I’m not sure this qualifies as creative, so I’m not tagging it as a 365 days. But hot damn, I am proud of myself.
See, I do all my work on a laptop. With the fibro, I’m no longer an early bird jump-out-of-bed-and-get-going kind of person. Most mornings, though, I can sit in bed and work on the computer and be productive even though it takes me an hour or two to get together enough to get up. I have a wireless connection to my cable, so it’s reasonably fast. I can read and answer email, listen to streaming music from Sky.FM, check the blogs (shhhh, don’t tell my clients about the blogs), and work on websites.
A couple of weeks ago I started having problems with the wireless connection. It would drop out at random intervals and I’d have to go downstairs and kick the router to get things going again. This was annoying.

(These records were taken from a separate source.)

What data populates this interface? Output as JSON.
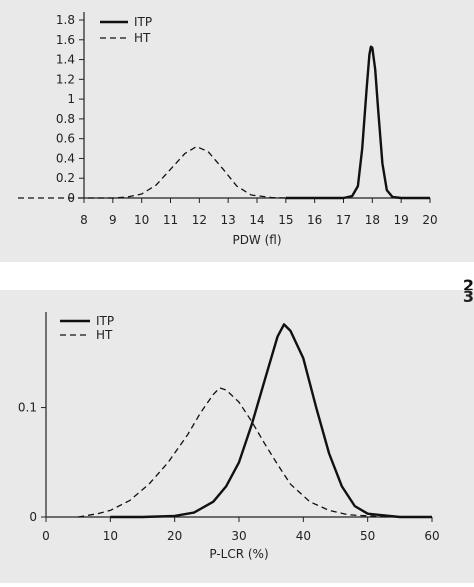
{
  "chart_data": [
    {
      "type": "line",
      "panel_number": "2",
      "xlabel": "PDW (fl)",
      "ylabel": "",
      "xlim": [
        8,
        20
      ],
      "ylim": [
        0,
        1.8
      ],
      "xticks": [
        8,
        9,
        10,
        11,
        12,
        13,
        14,
        15,
        16,
        17,
        18,
        19,
        20
      ],
      "yticks": [
        0,
        0.2,
        0.4,
        0.6,
        0.8,
        1,
        1.2,
        1.4,
        1.6,
        1.8
      ],
      "ytick_labels": [
        "0",
        "0.2",
        "0.4",
        "0.6",
        "0.8",
        "1",
        "1.2",
        "1.4",
        "1.6",
        "1.8"
      ],
      "legend_position": "top-left",
      "grid": false,
      "series": [
        {
          "name": "ITP",
          "style": "solid",
          "x": [
            15,
            16,
            16.5,
            17,
            17.3,
            17.5,
            17.65,
            17.8,
            17.9,
            17.95,
            18.0,
            18.1,
            18.2,
            18.35,
            18.5,
            18.7,
            19,
            20
          ],
          "y": [
            0,
            0,
            0,
            0,
            0.02,
            0.12,
            0.5,
            1.1,
            1.45,
            1.53,
            1.52,
            1.3,
            0.9,
            0.35,
            0.08,
            0.01,
            0,
            0
          ]
        },
        {
          "name": "HT",
          "style": "dashed",
          "x": [
            7,
            8,
            9,
            9.5,
            10,
            10.5,
            11,
            11.5,
            11.9,
            12.3,
            12.8,
            13.3,
            13.8,
            14.5,
            15
          ],
          "y": [
            0,
            0,
            0,
            0.01,
            0.04,
            0.13,
            0.29,
            0.45,
            0.52,
            0.47,
            0.3,
            0.12,
            0.03,
            0.005,
            0
          ]
        }
      ]
    },
    {
      "type": "line",
      "panel_number": "3",
      "xlabel": "P-LCR (%)",
      "ylabel": "",
      "xlim": [
        0,
        60
      ],
      "ylim": [
        0,
        0.18
      ],
      "xticks": [
        0,
        10,
        20,
        30,
        40,
        50,
        60
      ],
      "yticks": [
        0,
        0.1
      ],
      "ytick_labels": [
        "0",
        "0.1"
      ],
      "legend_position": "top-left",
      "grid": false,
      "series": [
        {
          "name": "ITP",
          "style": "solid",
          "x": [
            10,
            15,
            20,
            23,
            26,
            28,
            30,
            32,
            34,
            36,
            37,
            38,
            40,
            42,
            44,
            46,
            48,
            50,
            55,
            60
          ],
          "y": [
            0,
            0,
            0.001,
            0.004,
            0.014,
            0.028,
            0.05,
            0.085,
            0.125,
            0.165,
            0.176,
            0.17,
            0.145,
            0.1,
            0.058,
            0.028,
            0.01,
            0.003,
            0,
            0
          ]
        },
        {
          "name": "HT",
          "style": "dashed",
          "x": [
            5,
            8,
            10,
            13,
            16,
            19,
            22,
            24,
            26,
            27,
            28,
            30,
            32,
            34,
            36,
            38,
            41,
            44,
            47,
            50,
            53
          ],
          "y": [
            0,
            0.003,
            0.006,
            0.015,
            0.03,
            0.05,
            0.075,
            0.095,
            0.112,
            0.118,
            0.116,
            0.105,
            0.087,
            0.067,
            0.048,
            0.03,
            0.014,
            0.006,
            0.002,
            0.001,
            0
          ]
        }
      ]
    }
  ]
}
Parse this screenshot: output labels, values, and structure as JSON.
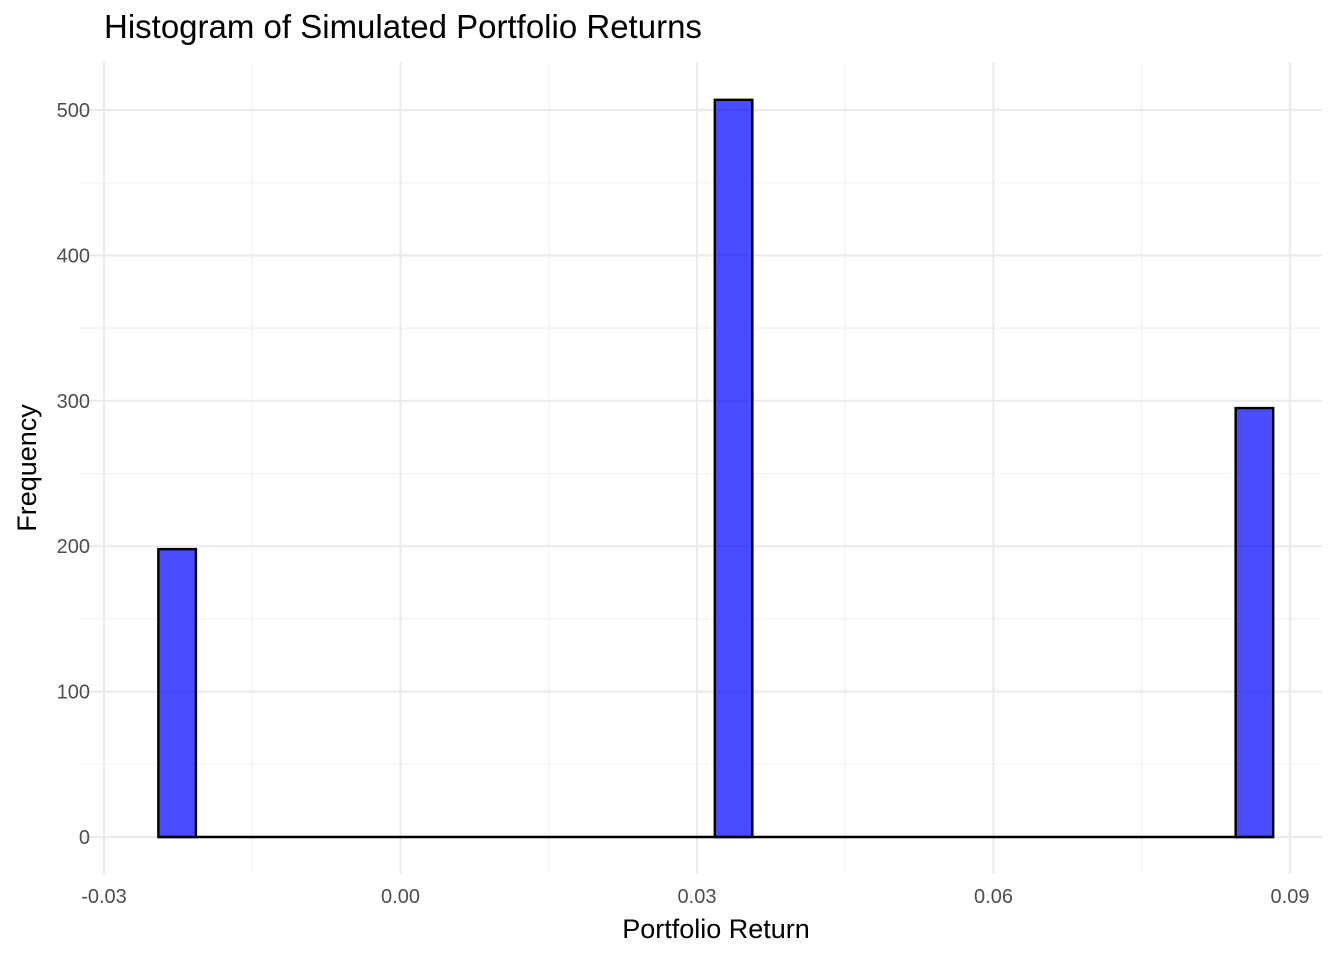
{
  "chart_data": {
    "type": "bar",
    "title": "Histogram of Simulated Portfolio Returns",
    "xlabel": "Portfolio Return",
    "ylabel": "Frequency",
    "xlim": [
      -0.03,
      0.09
    ],
    "ylim": [
      0,
      500
    ],
    "x_ticks": [
      -0.03,
      0.0,
      0.03,
      0.06,
      0.09
    ],
    "x_tick_labels": [
      "-0.03",
      "0.00",
      "0.03",
      "0.06",
      "0.09"
    ],
    "y_ticks": [
      0,
      100,
      200,
      300,
      400,
      500
    ],
    "y_tick_labels": [
      "0",
      "100",
      "200",
      "300",
      "400",
      "500"
    ],
    "bins": [
      {
        "x_start": -0.0245,
        "x_end": -0.0207,
        "count": 198
      },
      {
        "x_start": 0.0318,
        "x_end": 0.0356,
        "count": 507
      },
      {
        "x_start": 0.0845,
        "x_end": 0.0883,
        "count": 295
      }
    ],
    "baseline": {
      "x_start": -0.0245,
      "x_end": 0.0883
    },
    "fill_color": "#0000FF",
    "fill_opacity": 0.7,
    "edge_color": "#000000",
    "grid": true,
    "legend": "none"
  }
}
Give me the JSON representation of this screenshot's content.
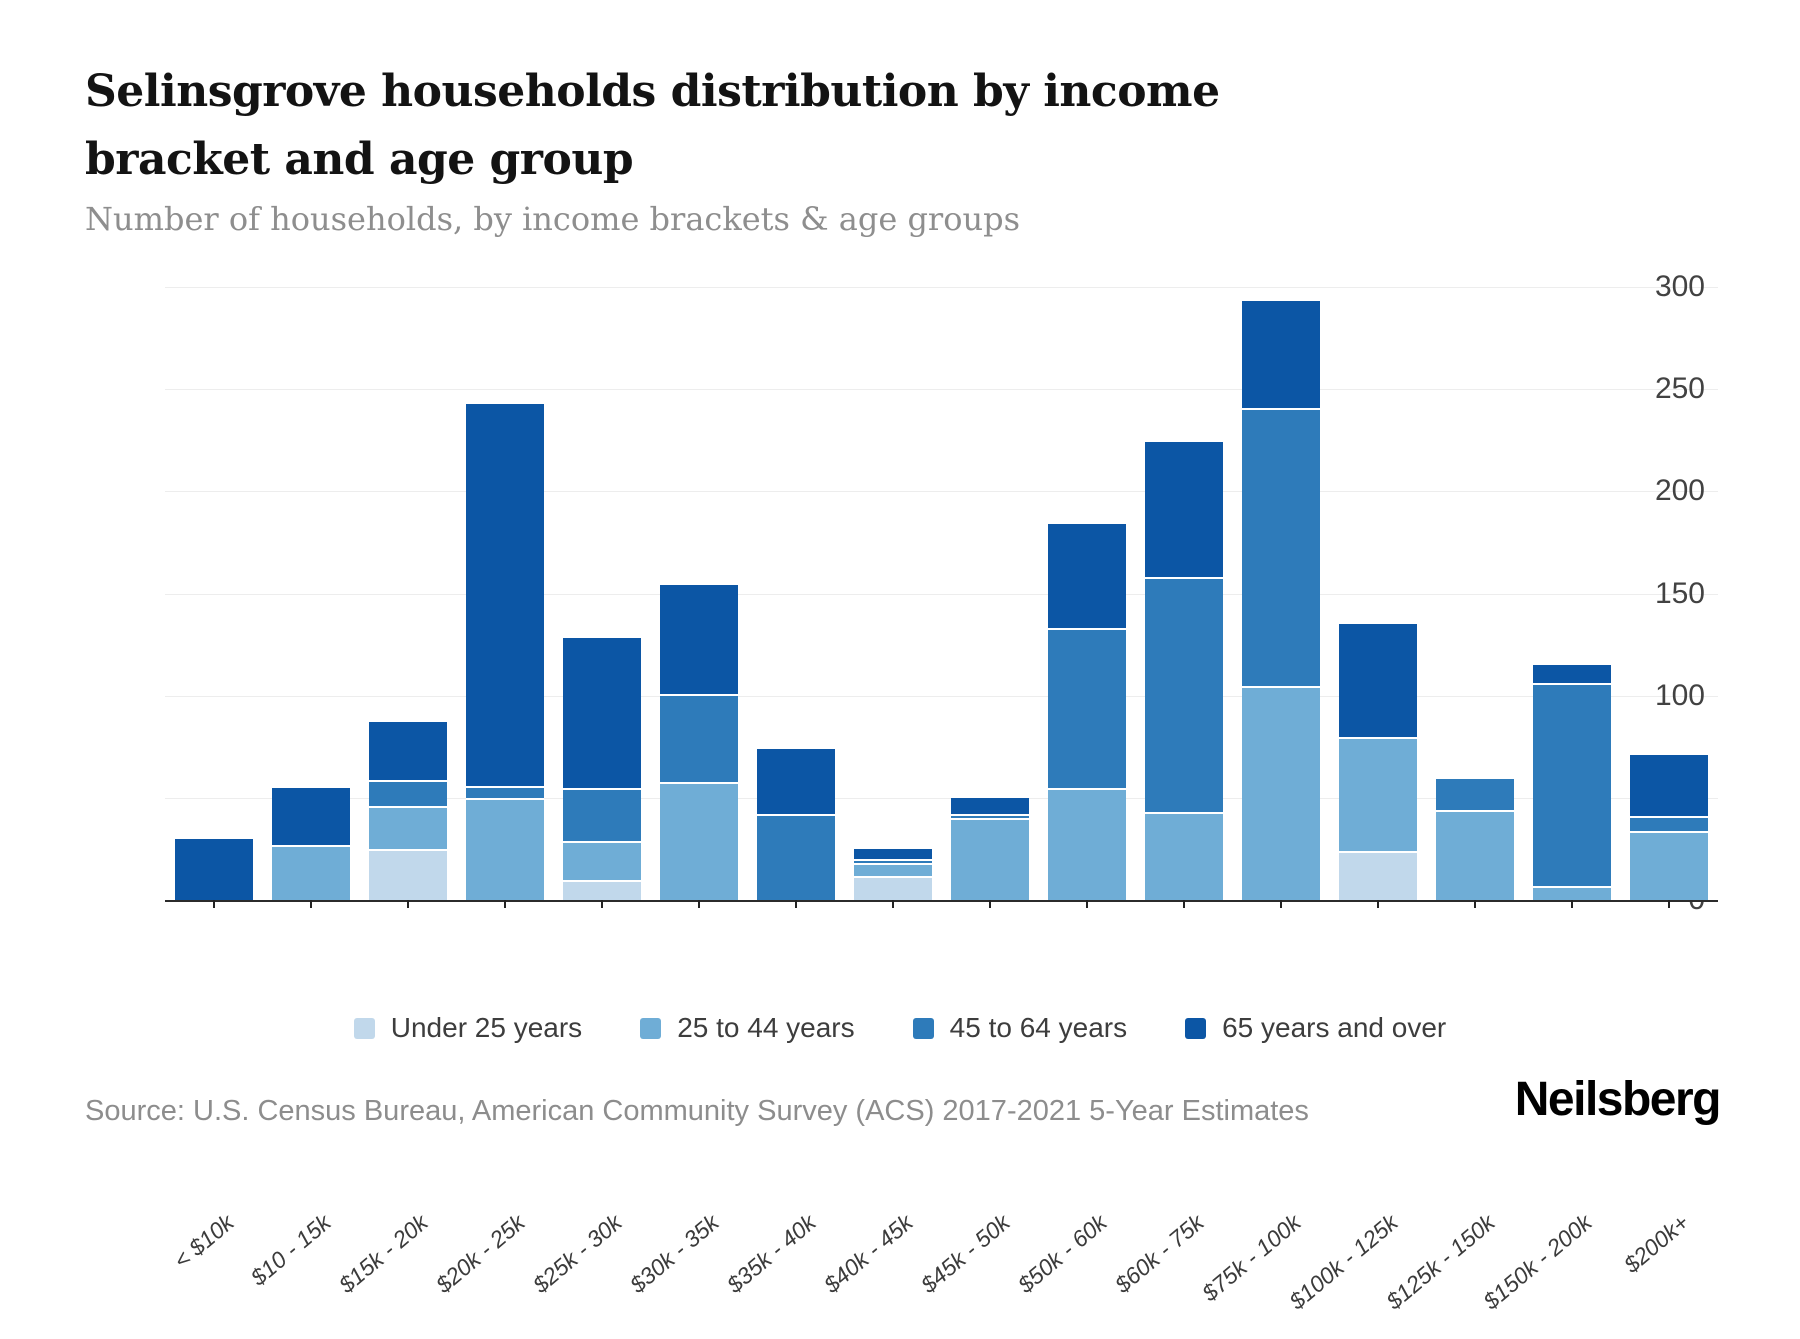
{
  "header": {
    "title": "Selinsgrove households distribution by income bracket and age group",
    "subtitle": "Number of households, by income brackets & age groups"
  },
  "footer": {
    "source": "Source: U.S. Census Bureau, American Community Survey (ACS) 2017-2021 5-Year Estimates",
    "brand": "Neilsberg"
  },
  "colors": {
    "under_25": "#c1d8eb",
    "age_25_44": "#6fadd6",
    "age_45_64": "#2e7bba",
    "age_65_over": "#0c56a5",
    "gridline": "#ededed",
    "axis": "#2b2b2b"
  },
  "chart_data": {
    "type": "bar",
    "stacked": true,
    "grid": true,
    "legend_position": "bottom",
    "title": "Selinsgrove households distribution by income bracket and age group",
    "subtitle": "Number of households, by income brackets & age groups",
    "xlabel": "",
    "ylabel": "Number of households",
    "ylim": [
      0,
      300
    ],
    "yticks": [
      0,
      50,
      100,
      150,
      200,
      250,
      300
    ],
    "categories": [
      "< $10k",
      "$10 - 15k",
      "$15k - 20k",
      "$20k - 25k",
      "$25k - 30k",
      "$30k - 35k",
      "$35k - 40k",
      "$40k - 45k",
      "$45k - 50k",
      "$50k - 60k",
      "$60k - 75k",
      "$75k - 100k",
      "$100k - 125k",
      "$125k - 150k",
      "$150k - 200k",
      "$200k+"
    ],
    "series": [
      {
        "name": "Under 25 years",
        "color": "#c1d8eb",
        "values": [
          0,
          0,
          24,
          0,
          9,
          0,
          0,
          11,
          0,
          0,
          0,
          0,
          23,
          0,
          0,
          0
        ]
      },
      {
        "name": "25 to 44 years",
        "color": "#6fadd6",
        "values": [
          0,
          26,
          21,
          49,
          19,
          57,
          0,
          6,
          39,
          54,
          42,
          104,
          56,
          43,
          6,
          33
        ]
      },
      {
        "name": "45 to 64 years",
        "color": "#2e7bba",
        "values": [
          0,
          0,
          13,
          6,
          26,
          43,
          41,
          2,
          2,
          78,
          115,
          136,
          0,
          16,
          99,
          7
        ]
      },
      {
        "name": "65 years and over",
        "color": "#0c56a5",
        "values": [
          30,
          29,
          29,
          188,
          74,
          54,
          33,
          6,
          9,
          52,
          67,
          53,
          56,
          0,
          10,
          31
        ]
      }
    ],
    "totals": [
      30,
      55,
      87,
      243,
      128,
      154,
      74,
      25,
      50,
      184,
      224,
      293,
      135,
      59,
      115,
      71
    ]
  }
}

Research told me that the particular router I had was well-known for doing this after about 18 months in service — the capacitors start to overheat and the thing cuts in and out. Since I wasn’t prepared to open it up and attack it with a soldering iron, I determined that I needed a new router. So I looked around, found the Netgear WGT624, which had good reviews and was supposed to be very fast and stable. Got it last night, installed it, set everything up, and went to bed.
This morning I set up the laptop and connected to the router and immediately erupted into a spate of severe tut-tuttery. The Netgear was indeed really, really fast. It was fast at connecting and even faster at dropping offline. Like every minute or so.
I spent the day in mounting frustration as I searched the internet and tried remedy after remedy. Everything worked fine when the computer was connected to the router by cable, and it even worked sorta-kinda okay on wireless downstairs in the studio. But it would not work, not for toffee, upstairs.
Finally, in a throwaway comment on a tech board, I found the answer. Wireless access points — all brands — ship using a default broadcast frequency (channel 6) very close to that used in most cordless phones (2.4GHz). And I have a cordless phone next to my bed. The commenter suggested changing the frequency to a different channel and see if the interference stopped.
So I did. And the thing has worked like a champ for the last two hours with no dropouts at all. Too cool!